Thanks for your feedback on the list so far and the feedback in the meeting!

Here’s one explanation I wanted to give: someone, I think Matthew Sargent, commented that something similar could be done with MPTCP, by using multiple subflows between two hosts each having only one network interface.
My answer was a little vague - I said that the congestion control coupling is pretty similar but not quite, yet I didn’t explain the (rather subtle, but important) differences. These exist because MPTCP’s coupling assumes that flows *can* (actually should) take a different path. Some things that we can do with TCP coupling would probably be inappropriate there - at least MPTCP’s coupling doesn’t do them:
- a new connection joining the aggregate can immediately get a share of a potentially quite large cwnd of ongoing transfers. This can significantly reduce the completion time of short flows but in MPTCP it would be like using a very large initial window on a new path
- to do this, we influence slow start: as I said in my presentation, we only enter slow start if *all* connections enter slow start. This includes new ones: if a connection is already in congestion avoidance, it immediately means congestion avoidance for everyone.
- we also assign a cwnd share based on a priority. These can even change on the fly. Again, if connections would traverse different paths, this behavior is probably quite inappropriate, and MPTCP’s coupled CC wouldn’t do that.
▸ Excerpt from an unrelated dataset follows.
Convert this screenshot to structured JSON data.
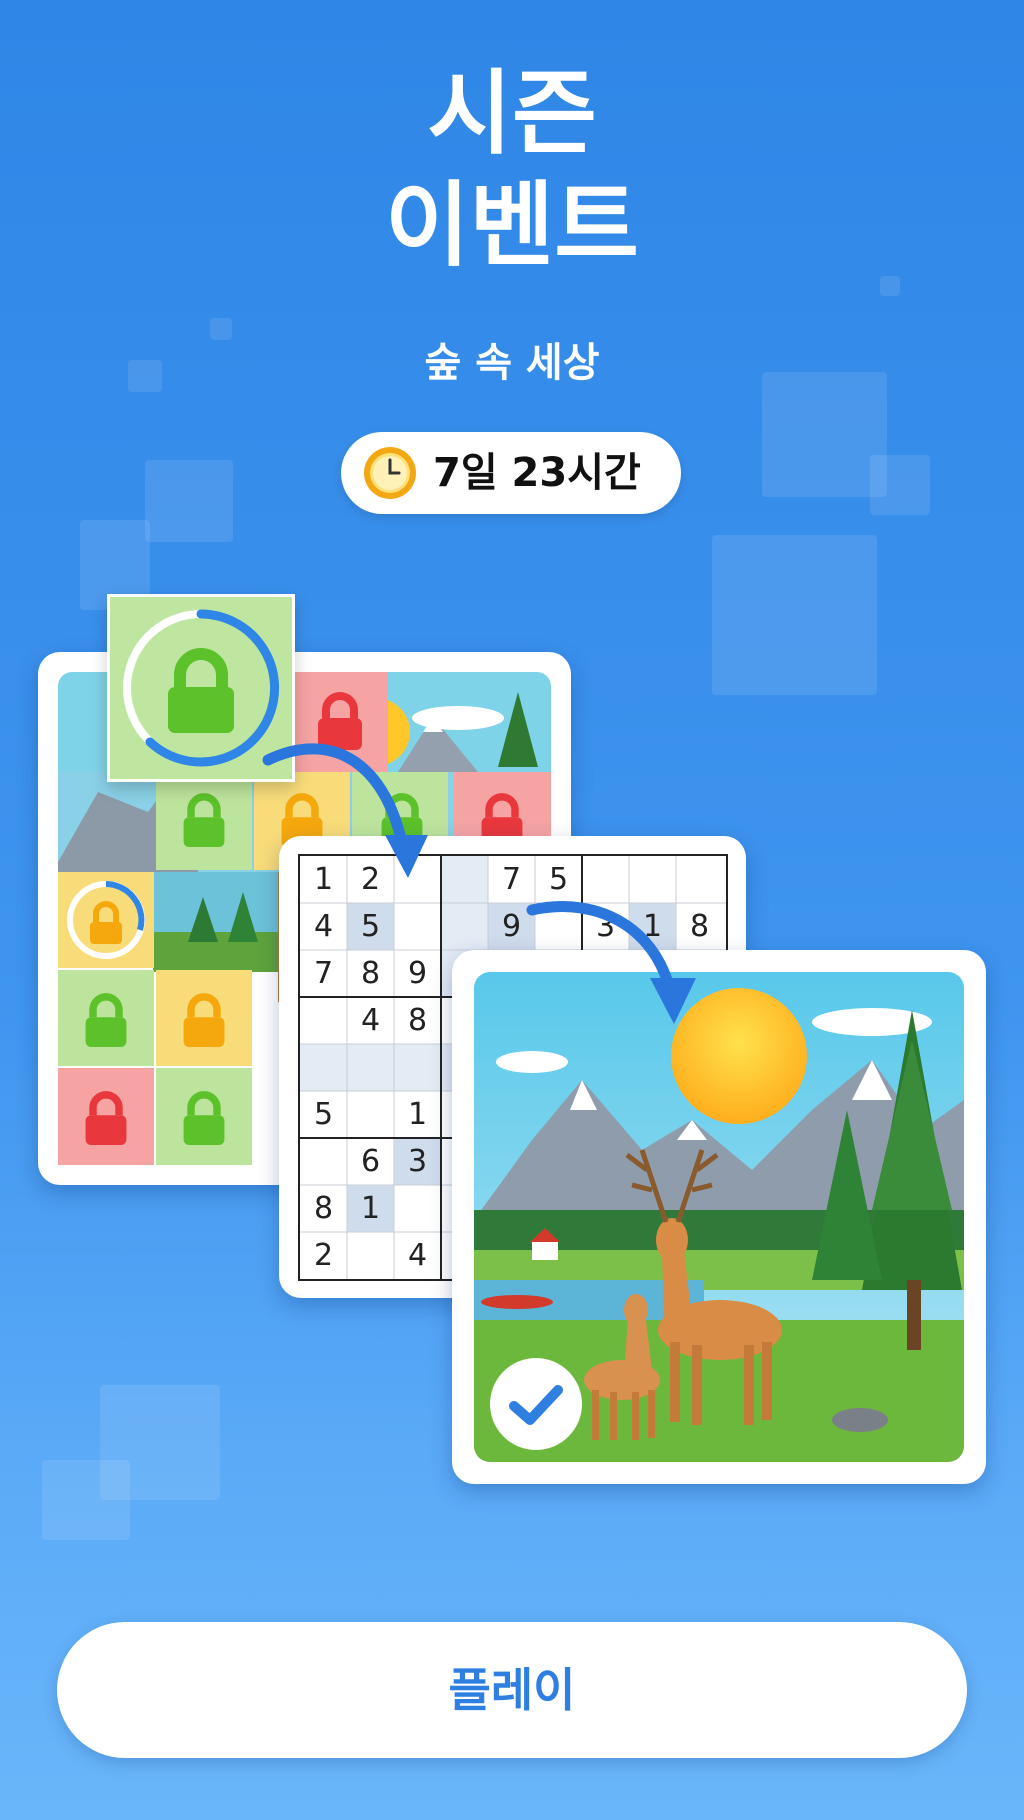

Of course, MPTCP’s subflows also use different tuples in order to get different paths (almost the opposite of what we want). But that’s just the encapsulation - my point is, even if we’d use our own encapsulation, the MPTCP coupled congestion control doesn’t work for us. Yes, there are similarities, the goals are partially similar, but not entirely and so there are some quite significant differences too.

BTW someone also asked me if this could be used for connections in a VPN instead of using our UDP encapsulation. I say yes, absolutely.